增强过程可理解为在训练中对每个样本应用随机变换:
$$(\tilde{x}_i, \tilde{y}_i) = (T(x_i; \epsilon), y_i(\epsilon))$$
其中
$y_i(\epsilon)$ 为增强后对应的标签。对于保持语义不变的增强(如几何、颜色变换),通常
$y_i(\epsilon) = y_i$;对于Mixup、CutMix等特殊增强,标签为软组合。
于是增广的经验风险定义为:
$$\hat{R}_{Aug}(f_\theta) = \frac{1}{n} \sum_{i=1}^{n} \mathbb{E}_{\epsilon \sim p(\epsilon)} [\mathcal{L}(f_\theta(T(x_i; \epsilon)), y_i(\epsilon))]$$
训练时我们用蒙特卡洛近似该期望,对每个样本独立采样
$\epsilon_i \sim p(\epsilon)$,得到无偏估计:
$$\hat{R}_{Aug}^{MC}(f_\theta) = \frac{1}{n} \sum_{i=1}^{n} \mathcal{L}(f_\theta(T(x_i; \epsilon_i)), y_i(\epsilon_i))$$
若
$f_\theta$ 可微且每次更新使用该无偏采样,则梯度的期望同样是无偏的:
$$\mathbb{E}_{\epsilon_1, \dots, \epsilon_n} [\nabla_\theta \hat{R}_{Aug}^{MC}(f_\theta)] = \nabla_\theta \hat{R}_{Aug}(f_\theta)$$
这意味着单步随机增强梯度是对真实增广风险梯度的无偏估计。

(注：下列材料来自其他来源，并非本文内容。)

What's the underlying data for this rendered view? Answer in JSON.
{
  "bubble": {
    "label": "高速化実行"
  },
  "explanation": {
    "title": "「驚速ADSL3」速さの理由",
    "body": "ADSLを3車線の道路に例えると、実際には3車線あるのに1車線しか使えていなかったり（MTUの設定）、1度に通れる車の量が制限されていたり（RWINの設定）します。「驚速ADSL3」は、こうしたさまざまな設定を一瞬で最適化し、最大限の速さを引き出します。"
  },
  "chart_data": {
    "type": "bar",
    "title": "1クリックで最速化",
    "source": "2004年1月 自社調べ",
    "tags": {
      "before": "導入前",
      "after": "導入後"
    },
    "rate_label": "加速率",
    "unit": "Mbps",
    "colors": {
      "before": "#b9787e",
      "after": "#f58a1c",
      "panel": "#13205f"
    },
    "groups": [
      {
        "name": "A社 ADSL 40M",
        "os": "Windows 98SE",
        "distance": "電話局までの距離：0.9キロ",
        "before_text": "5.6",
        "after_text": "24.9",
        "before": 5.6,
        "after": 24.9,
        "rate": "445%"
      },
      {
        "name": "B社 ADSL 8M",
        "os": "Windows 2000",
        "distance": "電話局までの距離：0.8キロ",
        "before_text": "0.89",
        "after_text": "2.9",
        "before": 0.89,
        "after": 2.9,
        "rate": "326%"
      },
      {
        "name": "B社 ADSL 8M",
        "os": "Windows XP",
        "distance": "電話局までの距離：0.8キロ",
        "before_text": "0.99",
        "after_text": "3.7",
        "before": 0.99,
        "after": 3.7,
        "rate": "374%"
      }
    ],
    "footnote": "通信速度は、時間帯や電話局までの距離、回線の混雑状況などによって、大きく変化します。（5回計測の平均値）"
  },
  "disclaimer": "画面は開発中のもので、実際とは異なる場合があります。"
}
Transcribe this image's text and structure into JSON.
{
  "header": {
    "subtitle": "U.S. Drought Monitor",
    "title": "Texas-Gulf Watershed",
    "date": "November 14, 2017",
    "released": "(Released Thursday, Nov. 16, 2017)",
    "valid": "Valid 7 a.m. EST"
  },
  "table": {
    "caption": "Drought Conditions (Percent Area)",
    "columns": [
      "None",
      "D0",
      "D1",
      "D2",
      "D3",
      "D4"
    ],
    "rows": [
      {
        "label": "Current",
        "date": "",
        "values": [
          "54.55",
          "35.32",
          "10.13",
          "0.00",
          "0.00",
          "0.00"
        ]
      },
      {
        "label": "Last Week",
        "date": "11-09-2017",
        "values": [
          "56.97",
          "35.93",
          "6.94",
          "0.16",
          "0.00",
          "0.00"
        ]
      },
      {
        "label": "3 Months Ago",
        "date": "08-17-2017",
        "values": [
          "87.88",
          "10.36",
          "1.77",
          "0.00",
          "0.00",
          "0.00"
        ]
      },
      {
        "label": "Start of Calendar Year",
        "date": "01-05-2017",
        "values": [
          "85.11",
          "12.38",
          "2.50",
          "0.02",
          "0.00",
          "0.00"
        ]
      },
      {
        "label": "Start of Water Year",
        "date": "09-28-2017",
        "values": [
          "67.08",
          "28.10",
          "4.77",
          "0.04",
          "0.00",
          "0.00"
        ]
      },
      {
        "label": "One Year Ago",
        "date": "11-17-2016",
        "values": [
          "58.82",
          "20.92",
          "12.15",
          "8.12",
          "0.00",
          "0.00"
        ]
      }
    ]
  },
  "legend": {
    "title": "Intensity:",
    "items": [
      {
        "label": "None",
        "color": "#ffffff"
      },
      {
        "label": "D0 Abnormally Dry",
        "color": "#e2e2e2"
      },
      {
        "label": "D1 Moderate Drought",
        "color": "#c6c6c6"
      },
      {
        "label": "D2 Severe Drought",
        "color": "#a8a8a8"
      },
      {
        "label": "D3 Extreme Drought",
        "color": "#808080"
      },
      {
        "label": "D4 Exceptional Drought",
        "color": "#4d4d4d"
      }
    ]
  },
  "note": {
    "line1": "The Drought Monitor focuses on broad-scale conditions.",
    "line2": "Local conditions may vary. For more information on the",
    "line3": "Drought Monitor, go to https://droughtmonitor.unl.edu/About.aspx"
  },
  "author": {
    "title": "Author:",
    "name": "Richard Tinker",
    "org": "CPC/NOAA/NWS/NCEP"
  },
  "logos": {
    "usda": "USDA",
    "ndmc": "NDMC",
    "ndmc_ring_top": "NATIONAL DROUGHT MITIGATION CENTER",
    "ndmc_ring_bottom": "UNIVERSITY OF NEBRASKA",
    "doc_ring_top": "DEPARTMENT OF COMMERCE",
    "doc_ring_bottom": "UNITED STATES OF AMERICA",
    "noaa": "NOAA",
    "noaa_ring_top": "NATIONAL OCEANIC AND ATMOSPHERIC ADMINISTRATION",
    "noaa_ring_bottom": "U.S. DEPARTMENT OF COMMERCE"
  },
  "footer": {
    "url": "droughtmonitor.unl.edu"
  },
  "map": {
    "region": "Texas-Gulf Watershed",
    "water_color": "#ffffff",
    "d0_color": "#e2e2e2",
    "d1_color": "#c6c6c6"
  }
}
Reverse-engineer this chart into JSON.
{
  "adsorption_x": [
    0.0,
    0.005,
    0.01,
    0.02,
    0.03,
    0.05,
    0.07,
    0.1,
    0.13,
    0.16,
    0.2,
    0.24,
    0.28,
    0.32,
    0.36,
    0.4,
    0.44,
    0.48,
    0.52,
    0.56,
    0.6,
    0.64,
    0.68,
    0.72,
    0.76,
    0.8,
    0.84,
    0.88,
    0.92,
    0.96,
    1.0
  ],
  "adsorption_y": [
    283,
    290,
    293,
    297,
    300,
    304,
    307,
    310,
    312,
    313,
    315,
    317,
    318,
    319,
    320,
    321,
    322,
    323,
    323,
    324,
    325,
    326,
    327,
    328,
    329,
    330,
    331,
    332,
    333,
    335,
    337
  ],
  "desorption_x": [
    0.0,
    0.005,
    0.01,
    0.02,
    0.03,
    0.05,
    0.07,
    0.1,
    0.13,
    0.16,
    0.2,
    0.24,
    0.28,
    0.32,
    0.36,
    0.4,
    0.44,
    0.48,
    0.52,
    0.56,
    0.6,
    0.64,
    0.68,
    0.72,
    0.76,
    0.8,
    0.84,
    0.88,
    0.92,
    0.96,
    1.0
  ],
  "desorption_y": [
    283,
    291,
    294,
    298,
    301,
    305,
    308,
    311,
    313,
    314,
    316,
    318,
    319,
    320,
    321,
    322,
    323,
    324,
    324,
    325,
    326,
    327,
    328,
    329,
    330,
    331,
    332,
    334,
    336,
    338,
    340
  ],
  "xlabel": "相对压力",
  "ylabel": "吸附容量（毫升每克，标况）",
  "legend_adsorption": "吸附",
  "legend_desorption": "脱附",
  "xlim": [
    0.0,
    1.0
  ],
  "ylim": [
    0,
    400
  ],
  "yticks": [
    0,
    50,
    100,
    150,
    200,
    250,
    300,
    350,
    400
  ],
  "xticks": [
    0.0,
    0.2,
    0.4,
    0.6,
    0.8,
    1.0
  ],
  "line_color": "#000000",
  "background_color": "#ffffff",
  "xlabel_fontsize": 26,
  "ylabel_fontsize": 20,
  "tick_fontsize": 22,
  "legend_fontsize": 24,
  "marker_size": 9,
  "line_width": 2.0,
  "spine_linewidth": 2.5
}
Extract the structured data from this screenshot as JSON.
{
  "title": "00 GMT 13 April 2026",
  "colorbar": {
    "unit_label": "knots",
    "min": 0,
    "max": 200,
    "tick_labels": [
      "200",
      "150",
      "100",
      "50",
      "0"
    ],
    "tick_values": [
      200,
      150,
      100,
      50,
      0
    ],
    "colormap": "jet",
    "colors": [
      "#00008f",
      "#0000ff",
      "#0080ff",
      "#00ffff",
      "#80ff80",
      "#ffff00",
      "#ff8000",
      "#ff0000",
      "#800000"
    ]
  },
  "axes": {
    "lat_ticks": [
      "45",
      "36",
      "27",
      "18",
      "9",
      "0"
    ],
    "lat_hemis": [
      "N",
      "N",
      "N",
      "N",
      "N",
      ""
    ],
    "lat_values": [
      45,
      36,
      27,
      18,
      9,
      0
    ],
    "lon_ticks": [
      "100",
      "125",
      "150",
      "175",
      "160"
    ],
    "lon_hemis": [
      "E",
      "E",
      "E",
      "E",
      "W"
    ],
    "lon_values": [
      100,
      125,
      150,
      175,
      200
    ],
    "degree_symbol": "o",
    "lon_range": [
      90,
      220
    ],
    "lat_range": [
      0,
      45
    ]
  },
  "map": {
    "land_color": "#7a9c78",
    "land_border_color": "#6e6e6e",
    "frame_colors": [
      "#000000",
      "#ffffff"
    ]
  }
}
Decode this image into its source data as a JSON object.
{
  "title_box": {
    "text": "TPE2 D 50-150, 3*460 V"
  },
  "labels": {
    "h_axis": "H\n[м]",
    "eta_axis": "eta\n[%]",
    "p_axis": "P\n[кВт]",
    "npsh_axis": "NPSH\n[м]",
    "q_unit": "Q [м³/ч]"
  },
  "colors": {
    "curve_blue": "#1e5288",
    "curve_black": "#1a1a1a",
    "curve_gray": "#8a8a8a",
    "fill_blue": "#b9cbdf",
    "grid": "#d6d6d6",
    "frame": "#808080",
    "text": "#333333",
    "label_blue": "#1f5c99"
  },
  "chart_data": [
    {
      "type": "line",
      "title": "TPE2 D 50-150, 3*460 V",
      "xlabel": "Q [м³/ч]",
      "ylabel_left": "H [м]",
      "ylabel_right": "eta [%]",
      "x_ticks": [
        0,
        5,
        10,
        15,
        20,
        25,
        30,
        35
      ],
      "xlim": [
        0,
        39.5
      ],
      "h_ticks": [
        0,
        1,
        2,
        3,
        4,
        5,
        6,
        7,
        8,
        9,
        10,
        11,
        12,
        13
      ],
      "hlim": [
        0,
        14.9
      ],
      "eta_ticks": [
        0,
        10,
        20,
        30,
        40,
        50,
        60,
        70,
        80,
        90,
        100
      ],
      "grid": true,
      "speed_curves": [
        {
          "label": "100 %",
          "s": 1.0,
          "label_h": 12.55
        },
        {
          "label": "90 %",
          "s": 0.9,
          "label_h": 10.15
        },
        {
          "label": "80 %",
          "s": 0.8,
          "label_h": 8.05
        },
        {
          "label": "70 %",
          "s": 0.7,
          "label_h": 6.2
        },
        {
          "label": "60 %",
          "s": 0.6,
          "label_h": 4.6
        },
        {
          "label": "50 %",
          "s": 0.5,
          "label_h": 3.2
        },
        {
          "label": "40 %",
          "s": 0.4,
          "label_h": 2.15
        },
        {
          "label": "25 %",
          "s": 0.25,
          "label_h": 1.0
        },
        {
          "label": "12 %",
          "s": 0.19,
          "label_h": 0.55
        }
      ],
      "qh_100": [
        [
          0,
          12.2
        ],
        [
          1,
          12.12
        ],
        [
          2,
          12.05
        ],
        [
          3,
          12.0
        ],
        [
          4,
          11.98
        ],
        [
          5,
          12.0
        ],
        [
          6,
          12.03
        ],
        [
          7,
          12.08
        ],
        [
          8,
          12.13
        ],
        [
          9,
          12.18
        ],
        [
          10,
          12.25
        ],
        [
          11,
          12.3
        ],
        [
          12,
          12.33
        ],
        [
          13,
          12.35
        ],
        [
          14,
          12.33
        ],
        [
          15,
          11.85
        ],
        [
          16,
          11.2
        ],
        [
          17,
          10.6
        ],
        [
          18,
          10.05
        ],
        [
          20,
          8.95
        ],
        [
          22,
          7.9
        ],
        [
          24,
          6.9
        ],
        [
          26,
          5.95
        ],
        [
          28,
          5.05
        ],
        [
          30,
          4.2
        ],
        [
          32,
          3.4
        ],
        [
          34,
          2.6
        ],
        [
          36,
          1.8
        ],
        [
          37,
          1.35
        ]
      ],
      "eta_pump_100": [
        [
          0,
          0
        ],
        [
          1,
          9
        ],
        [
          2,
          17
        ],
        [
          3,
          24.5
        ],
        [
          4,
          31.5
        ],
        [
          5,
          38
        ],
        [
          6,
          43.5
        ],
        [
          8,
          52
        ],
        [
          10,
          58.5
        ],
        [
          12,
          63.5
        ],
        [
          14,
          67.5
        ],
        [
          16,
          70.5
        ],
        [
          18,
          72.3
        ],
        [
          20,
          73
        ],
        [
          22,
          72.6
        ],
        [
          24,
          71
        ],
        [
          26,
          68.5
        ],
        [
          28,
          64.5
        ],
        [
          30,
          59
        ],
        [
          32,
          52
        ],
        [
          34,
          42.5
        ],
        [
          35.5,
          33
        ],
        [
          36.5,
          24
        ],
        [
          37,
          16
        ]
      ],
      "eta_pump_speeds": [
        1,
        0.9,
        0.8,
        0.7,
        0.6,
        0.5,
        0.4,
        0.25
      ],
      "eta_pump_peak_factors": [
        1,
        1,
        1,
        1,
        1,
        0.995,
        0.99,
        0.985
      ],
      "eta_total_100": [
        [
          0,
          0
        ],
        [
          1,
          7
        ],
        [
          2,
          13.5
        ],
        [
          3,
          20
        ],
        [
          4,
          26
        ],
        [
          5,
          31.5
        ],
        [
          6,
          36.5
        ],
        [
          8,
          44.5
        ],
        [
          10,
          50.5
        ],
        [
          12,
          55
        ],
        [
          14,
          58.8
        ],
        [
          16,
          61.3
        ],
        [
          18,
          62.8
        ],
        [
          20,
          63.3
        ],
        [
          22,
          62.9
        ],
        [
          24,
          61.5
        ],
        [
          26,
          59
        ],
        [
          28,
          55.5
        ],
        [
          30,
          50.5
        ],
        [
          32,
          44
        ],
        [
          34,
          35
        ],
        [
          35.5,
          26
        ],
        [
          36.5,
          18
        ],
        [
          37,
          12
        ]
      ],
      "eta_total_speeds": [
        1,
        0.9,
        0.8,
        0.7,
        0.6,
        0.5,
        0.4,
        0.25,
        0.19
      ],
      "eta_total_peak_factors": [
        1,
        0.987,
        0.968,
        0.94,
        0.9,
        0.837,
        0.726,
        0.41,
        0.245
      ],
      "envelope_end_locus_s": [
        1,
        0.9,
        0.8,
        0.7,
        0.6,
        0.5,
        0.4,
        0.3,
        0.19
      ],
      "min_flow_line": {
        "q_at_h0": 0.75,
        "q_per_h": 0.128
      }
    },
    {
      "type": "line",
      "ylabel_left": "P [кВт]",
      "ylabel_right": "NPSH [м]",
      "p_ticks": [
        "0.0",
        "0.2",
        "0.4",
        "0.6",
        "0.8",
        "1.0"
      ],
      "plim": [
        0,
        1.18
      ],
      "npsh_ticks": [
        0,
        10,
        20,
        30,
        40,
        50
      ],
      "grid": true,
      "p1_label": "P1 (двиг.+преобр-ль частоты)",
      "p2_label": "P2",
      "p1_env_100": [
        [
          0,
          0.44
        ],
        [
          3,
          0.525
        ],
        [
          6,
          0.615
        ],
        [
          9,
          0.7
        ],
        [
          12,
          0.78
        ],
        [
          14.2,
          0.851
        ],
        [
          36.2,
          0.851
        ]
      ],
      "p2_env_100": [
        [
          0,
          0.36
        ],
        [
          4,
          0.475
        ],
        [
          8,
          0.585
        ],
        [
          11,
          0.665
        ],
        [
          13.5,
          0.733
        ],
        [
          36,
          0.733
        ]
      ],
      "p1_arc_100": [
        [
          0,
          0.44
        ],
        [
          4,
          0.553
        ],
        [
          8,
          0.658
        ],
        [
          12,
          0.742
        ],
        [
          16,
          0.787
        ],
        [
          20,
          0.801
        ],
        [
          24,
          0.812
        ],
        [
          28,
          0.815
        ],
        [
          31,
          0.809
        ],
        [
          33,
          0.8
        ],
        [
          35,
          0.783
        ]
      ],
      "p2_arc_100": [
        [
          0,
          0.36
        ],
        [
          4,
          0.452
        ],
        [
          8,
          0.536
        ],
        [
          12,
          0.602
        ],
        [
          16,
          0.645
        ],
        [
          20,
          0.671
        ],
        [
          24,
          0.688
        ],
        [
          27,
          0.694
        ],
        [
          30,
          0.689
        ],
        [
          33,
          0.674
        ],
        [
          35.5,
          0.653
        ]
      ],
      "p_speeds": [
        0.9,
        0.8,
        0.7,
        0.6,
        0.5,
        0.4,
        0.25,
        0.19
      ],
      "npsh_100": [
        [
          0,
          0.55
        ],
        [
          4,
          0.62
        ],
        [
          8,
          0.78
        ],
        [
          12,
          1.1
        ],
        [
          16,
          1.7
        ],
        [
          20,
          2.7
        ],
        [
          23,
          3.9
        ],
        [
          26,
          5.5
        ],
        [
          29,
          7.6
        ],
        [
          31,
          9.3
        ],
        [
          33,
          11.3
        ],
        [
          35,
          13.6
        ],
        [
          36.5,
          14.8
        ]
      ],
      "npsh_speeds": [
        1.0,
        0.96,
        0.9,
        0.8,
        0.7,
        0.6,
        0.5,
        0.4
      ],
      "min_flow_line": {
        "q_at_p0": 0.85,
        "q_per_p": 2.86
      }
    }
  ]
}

此外,重复采样次数
$M$(对同一样本进行
$M$ 次增强)越大,方差越小,但计算开销也越大。在实践中通常
$M=1$ 或小值即可。
VRM 与数据增强的理论框架
近域风险最小化(VRM)由Chapelle等人提出,其核心思想是在训练样本附近构造邻域分布,以近似原始未知分布,从而改善模型泛化能力。
设邻域分布定义为:
$$\hat{P}_\nu(x, y) = \frac{1}{n} \sum_{i=1}^{n} \nu(x|x_i) \delta(y - y_i)$$
其中
$\nu(x|x_i)$ 是围绕
$x_i$ 的密度(如加性噪声、局部仿射变换、颜色抖动等),
$\delta$ 为Dirac delta函数(标签保持不变)。VRM的经验风险为:
$$\hat{R}_{VRM}(f_\theta) = \mathbb{E}_{(x, y) \sim \hat{P}_\nu} [\mathcal{L}(f_\theta(x), y)]$$
将
$\nu(x|x_i)$ 替换为数据增强诱导的分布
$p(T(x_i; \epsilon))$,即可得到与上一节一致的公式。直观地,VRM通过
填充训练样本周围的概率质量,促使模型在局部邻域具有平滑性、不变性或等变性,从而提升泛化能力。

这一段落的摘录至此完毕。